I have a site with nginx, php-fpm, postgresql and pgbouncer and it was working for over a year now. Yesterday server went into not responding and after reboot it worked for 5 or 10 minutes and after that not responding and the same error message:

2017/04/04 15:32:37 [error] 2532#0: *31341 FastCGI sent in stderr: "PHP message: PHP Warning: pg_connect(): Unable to connect to PostgreSQL server: could not connect to server: Cannot assign requested address Is the server running on host "127.0.0.1" and accepting TCP/IP connections on port 6432? in /usr/share/nginx/html/lib/postgresql.class.php on line 21

I even reverted to last working config and it's still the same (when I start the nginx, it works for a minute or two an then above error).

I checked php-fpm logs and I encountered following:

[04-Apr-2017 14:48:50] WARNING: [pool www] seems busy (you may need to increase pm.start_servers, or pm.min/max_spare_servers), spawning 8 children, there are 0 idle, and 24 total children

and

[04-Apr-2017 14:48:59] WARNING: [pool www] server reached pm.max_children setting (50), consider raising it

and in postgresql logs I found this:

HINT: Consider increasing the configuration parameter "max_wal_size".

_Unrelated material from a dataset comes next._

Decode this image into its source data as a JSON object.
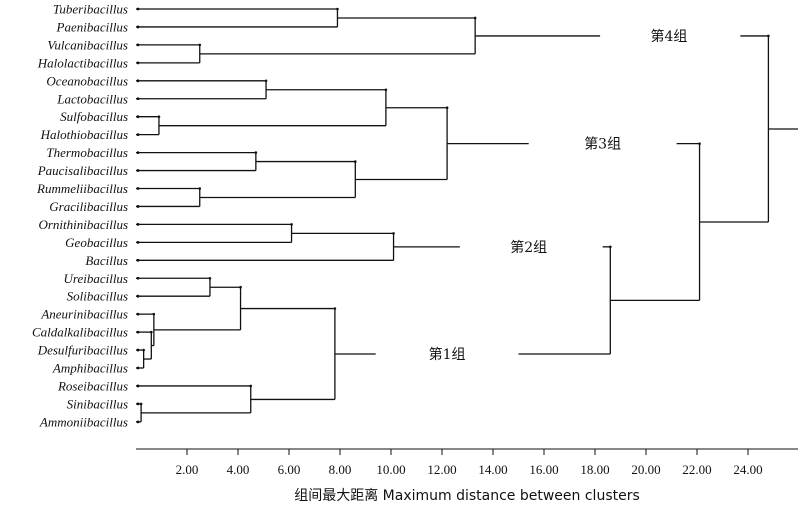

I've changed following parameters so far

In php-fpm:

pm.max_childeren from 50 to 100
pm.start_servers from 5 to 10
pm-min_spare_servers from 5 to 10
pm-max_spare_servers from 35 to 100

In Postgresql:

mac_wal_size from 1GB to 2GB

And still no luck!!! what should I do?

Ehphan
  • 111
  • 2
  • 8

1 Answers1

2

You have few problems here. All of them are caused by lots of connections.

You need to add some kind of monitoring and check how many requests you're getting. When you'll have some numbers on hands you will be able to properly adjust all connections related settings for:

  • php-fpm
  • pgbouncer
  • postgresql
  • linux\OS

I've found a good answer for pgbouncer: https://dba.stackexchange.com/questions/59650/pgbouncer-works-great-but-occasionally-becomes-unavailable

I believe, this is the second(monitoring and lack of numbers is the first) missing part of solution for your problem.

In short - you now getting much more traffic then before and previously working configuration is not enough to handle it.